Ongoing advances in computer architecture and data analysis make imaging an increasingly appealing option for tracking bioprocessing. As Sang-Kyu Jung, PhD, associate professor of biological and chemical engineering at Hongik University in Sejong, Republic of Korea, noted: “The development of various deep learning architectures and training techniques suitable for image processing, along with the emergence of high-performance GPUs (Graphics Processing Units) capable of handling them, has led to the application of more sophisticated image processing technologies.”

Today’s imaging analysis can tell scientists much more about the status of a bioprocess. As Jung explained, analyzing images with machine learning “can now be used to classify objects according to their characteristics and predict important phenomena.”

CHO cells

As one example, a team of scientists at the Beijing Key Laboratory of Enze Biomass Fine Chemicals in China applied image analysis to Chinese hamster ovary (CHO) cells in culture. Specifically, these scientists used a deep-learning approach to analyze images of these cells. In addition to providing online, real-time information, these scientists pointed out that “accurate and automatic statistics of geometrical characteristics facilitate optimization and control of culture process.”
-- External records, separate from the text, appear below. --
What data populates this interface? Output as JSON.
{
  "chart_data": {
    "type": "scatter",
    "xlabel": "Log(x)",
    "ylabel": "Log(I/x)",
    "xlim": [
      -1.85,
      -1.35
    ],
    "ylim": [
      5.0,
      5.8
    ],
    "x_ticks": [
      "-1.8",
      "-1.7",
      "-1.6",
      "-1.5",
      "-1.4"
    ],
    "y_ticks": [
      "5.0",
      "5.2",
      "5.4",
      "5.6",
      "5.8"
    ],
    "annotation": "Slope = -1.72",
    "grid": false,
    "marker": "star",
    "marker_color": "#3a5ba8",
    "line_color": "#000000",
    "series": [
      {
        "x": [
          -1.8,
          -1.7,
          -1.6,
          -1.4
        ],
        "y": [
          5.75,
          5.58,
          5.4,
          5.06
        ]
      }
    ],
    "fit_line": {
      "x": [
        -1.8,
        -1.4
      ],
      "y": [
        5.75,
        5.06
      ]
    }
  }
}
Various imaging technologies can be used to enhance bioprocessing. For instance, Jean-Sébastien Guez, PhD, a senior scientist at the Institut Pascal in France, and his colleagues used in situ microscopy to analyze antibody production by mammalian cells in a bioreactor. As these scientists concluded: Analyzing these images with AI-based methods “produced cell density and viability estimates showing very high accuracy … under non-suboptimal culture conditions.”

Imaging-based methods in bioprocessing will likely continue to attract more attention. At the 16th Bioprocessing Summit in Boston, for example, Theodore Randolph, PhD, professor of chemical and biological engineering at the University of Colorado, will give a talk about using machine learning to analyze images for the formation of aggregates during a bioprocess.

Over time, imaging will be used to analyze even more features of bioprocessing, do so in real time, and lead to more efficient and productive biomanufacturing.